Thursday, January 5, 2023

Getting arrested by the fashion police!

I have often heard jokes about the fashion police. I’ve even tried to make some, though my jokes usually don’t work well. But when I see some poor man who has no fashion sense at all who finds himself the unlucky object of a paparazzi's lens, I would know enough to call the fashion police. Please. This is probably not shot in Florida so not DeSantis's goons arresting a drag queen.

Is someone being arrested, the guy in sloppy blue shirt should be for his own well being and ours.


In Italy beginning in the early Renaissance until about the middle of the 17th century,  there really were fashion police. The Sumptuary Laws attempted to control what people wore. For example, priests did not always dress in black as they do today, but in the 15th century it became regulated, I think first in Florence.


But laws were enacted in Florence, Siena, Milan, Venice and I presume Rome, which restricted things like jewelry, furs, leather, gold, sleeves. It seems to be an attempt to reinforce a social hierarchy, nobility keeping the upwardly mobile merchant class in its place, the women of the upper classes attracting husbands of means, etc.
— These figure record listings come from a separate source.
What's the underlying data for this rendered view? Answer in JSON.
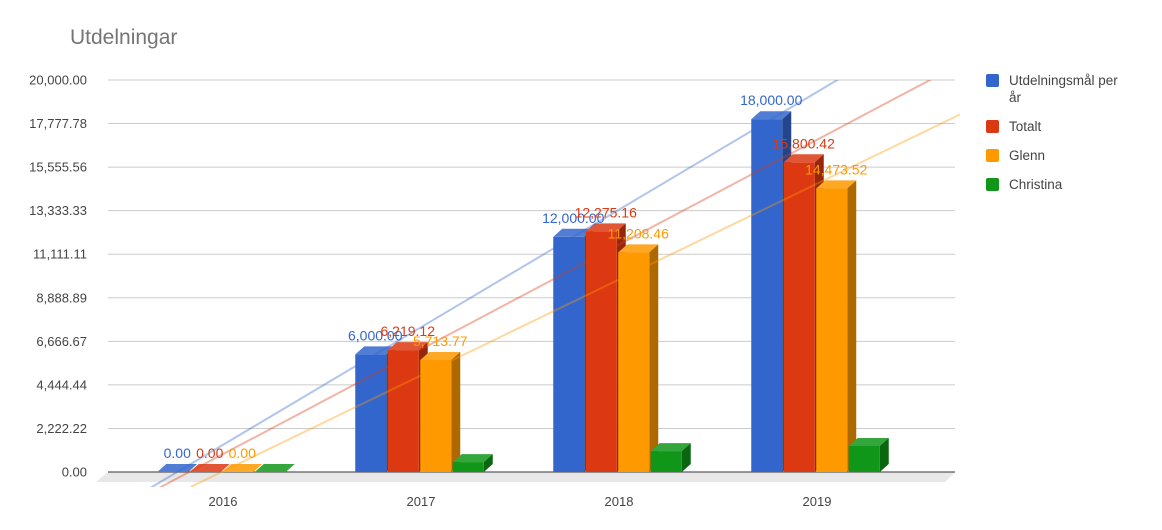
{
  "chart_data": {
    "type": "bar",
    "title": "Utdelningar",
    "categories": [
      "2016",
      "2017",
      "2018",
      "2019"
    ],
    "series": [
      {
        "name": "Utdelningsmål per år",
        "color": "#3366cc",
        "values": [
          0,
          6000,
          12000,
          18000
        ],
        "labels": [
          "0.00",
          "6,000.00",
          "12,000.00",
          "18,000.00"
        ]
      },
      {
        "name": "Totalt",
        "color": "#dc3912",
        "values": [
          0,
          6219.12,
          12275.16,
          15800.42
        ],
        "labels": [
          "0.00",
          "6,219.12",
          "12,275.16",
          "15,800.42"
        ]
      },
      {
        "name": "Glenn",
        "color": "#ff9900",
        "values": [
          0,
          5713.77,
          11208.46,
          14473.52
        ],
        "labels": [
          "0.00",
          "5,713.77",
          "11,208.46",
          "14,473.52"
        ]
      },
      {
        "name": "Christina",
        "color": "#109618",
        "values": [
          0,
          505.35,
          1066.7,
          1326.9
        ],
        "labels": []
      }
    ],
    "ylim": [
      0,
      20000
    ],
    "yticks": [
      "0.00",
      "2,222.22",
      "4,444.44",
      "6,666.67",
      "8,888.89",
      "11,111.11",
      "13,333.33",
      "15,555.56",
      "17,777.78",
      "20,000.00"
    ],
    "grid": true,
    "trendlines": true,
    "style": "3d",
    "legend_position": "right"
  }
}
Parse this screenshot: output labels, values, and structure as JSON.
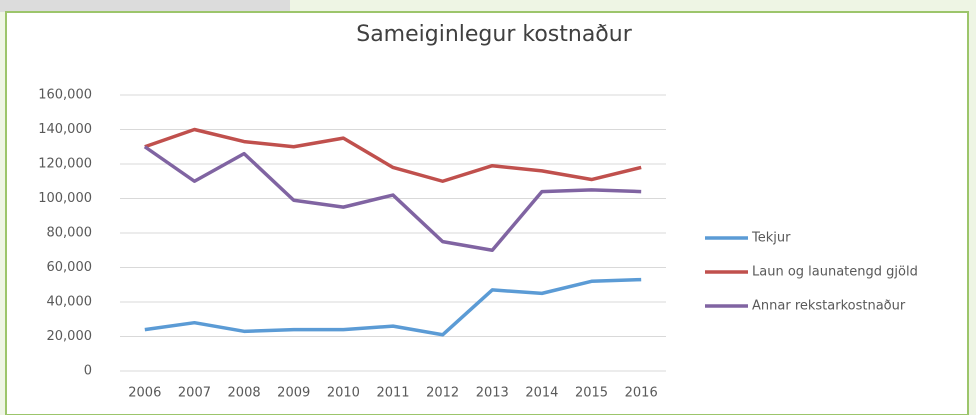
{
  "chart_data": {
    "type": "line",
    "title": "Sameiginlegur kostnaður",
    "categories": [
      "2006",
      "2007",
      "2008",
      "2009",
      "2010",
      "2011",
      "2012",
      "2013",
      "2014",
      "2015",
      "2016"
    ],
    "series": [
      {
        "name": "Tekjur",
        "color": "#5b9bd5",
        "values": [
          24000,
          28000,
          23000,
          24000,
          24000,
          26000,
          21000,
          47000,
          45000,
          52000,
          53000
        ]
      },
      {
        "name": "Laun og launatengd gjöld",
        "color": "#c0504d",
        "values": [
          130000,
          140000,
          133000,
          130000,
          135000,
          118000,
          110000,
          119000,
          116000,
          111000,
          118000
        ]
      },
      {
        "name": "Annar rekstarkostnaður",
        "color": "#8064a2",
        "values": [
          130000,
          110000,
          126000,
          99000,
          95000,
          102000,
          75000,
          70000,
          104000,
          105000,
          104000
        ]
      }
    ],
    "ylim": [
      0,
      160000
    ],
    "yticks": [
      0,
      {
        "value": 20000,
        "label": "20,000"
      },
      {
        "value": 40000,
        "label": "40,000"
      },
      {
        "value": 60000,
        "label": "60,000"
      },
      {
        "value": 80000,
        "label": "80,000"
      },
      {
        "value": 100000,
        "label": "100,000"
      },
      {
        "value": 120000,
        "label": "120,000"
      },
      {
        "value": 140000,
        "label": "140,000"
      },
      {
        "value": 160000,
        "label": "160,000"
      }
    ],
    "grid": true,
    "legend": "right"
  }
}
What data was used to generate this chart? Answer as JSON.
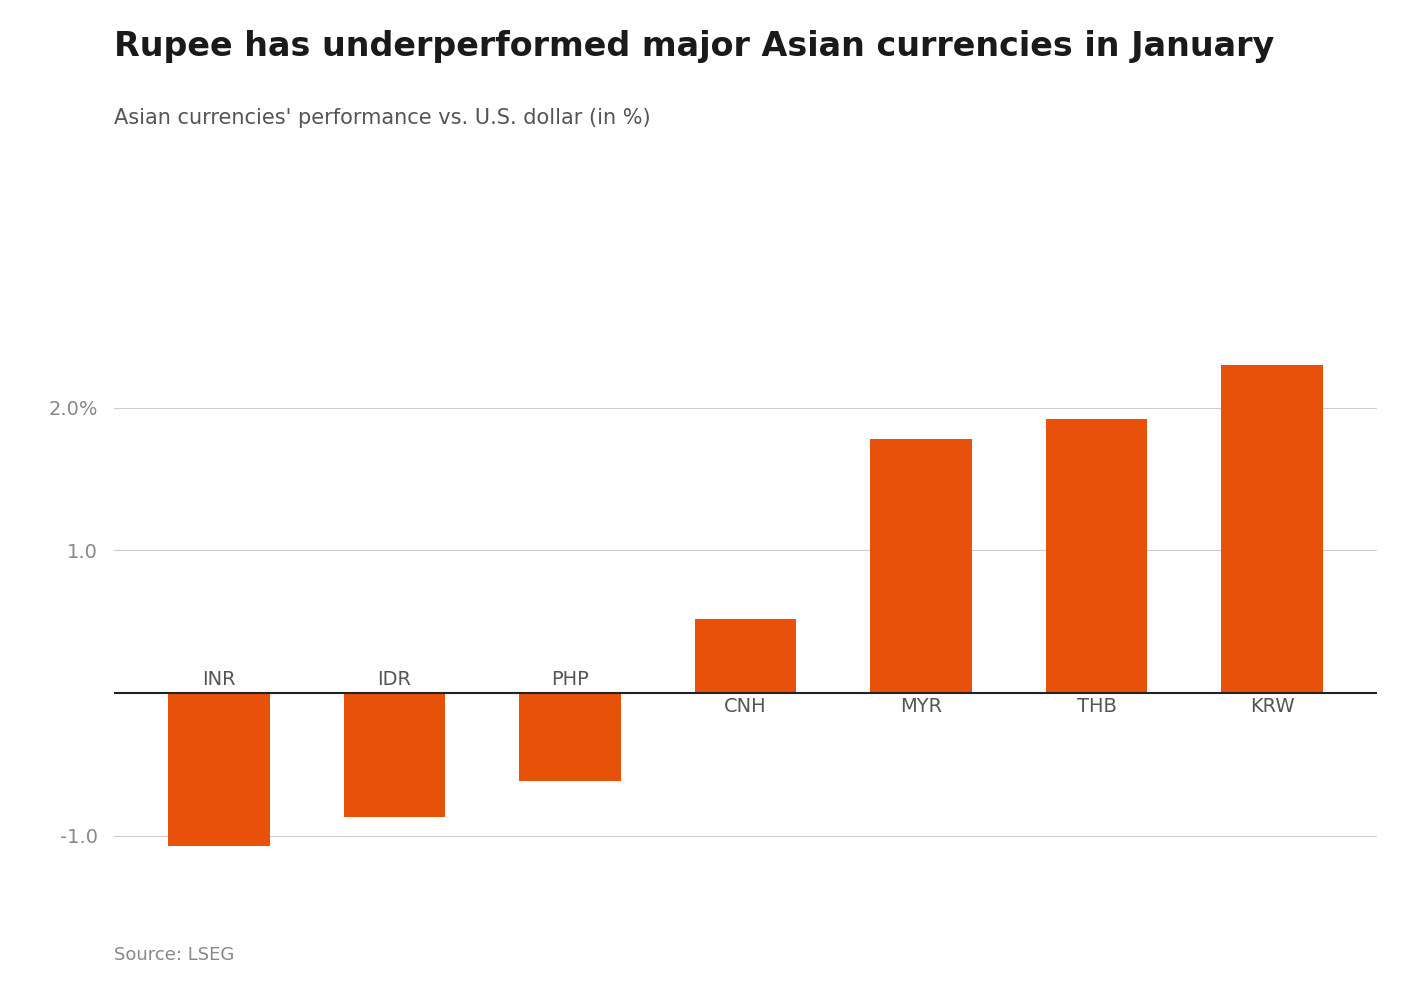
{
  "title": "Rupee has underperformed major Asian currencies in January",
  "subtitle": "Asian currencies' performance vs. U.S. dollar (in %)",
  "source": "Source: LSEG",
  "categories": [
    "INR",
    "IDR",
    "PHP",
    "CNH",
    "MYR",
    "THB",
    "KRW"
  ],
  "values": [
    -1.07,
    -0.87,
    -0.62,
    0.52,
    1.78,
    1.92,
    2.3
  ],
  "bar_color": "#E8510A",
  "background_color": "#ffffff",
  "ylim": [
    -1.35,
    2.65
  ],
  "yticks": [
    -1.0,
    0.0,
    1.0,
    2.0
  ],
  "title_fontsize": 24,
  "subtitle_fontsize": 15,
  "label_fontsize": 14,
  "source_fontsize": 13
}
I’ve researched some of the history of the fashion police.


This is apparently an Neapolitan woman being arrested for wearing too much refinery in public.


This is also a picture of a very well dressed man making some kind of advances on a woman.



But then Google took me in another direction with regard to the Italian fashion police. I got sidetracked into a survey of the current state of Italian police fashion, and it is quite a statement in itself!




I think that it is probably not good to run afoul of the law in any country. But if you want to be arrested by well dressed police, Italy's the place. They do take fashion seriously.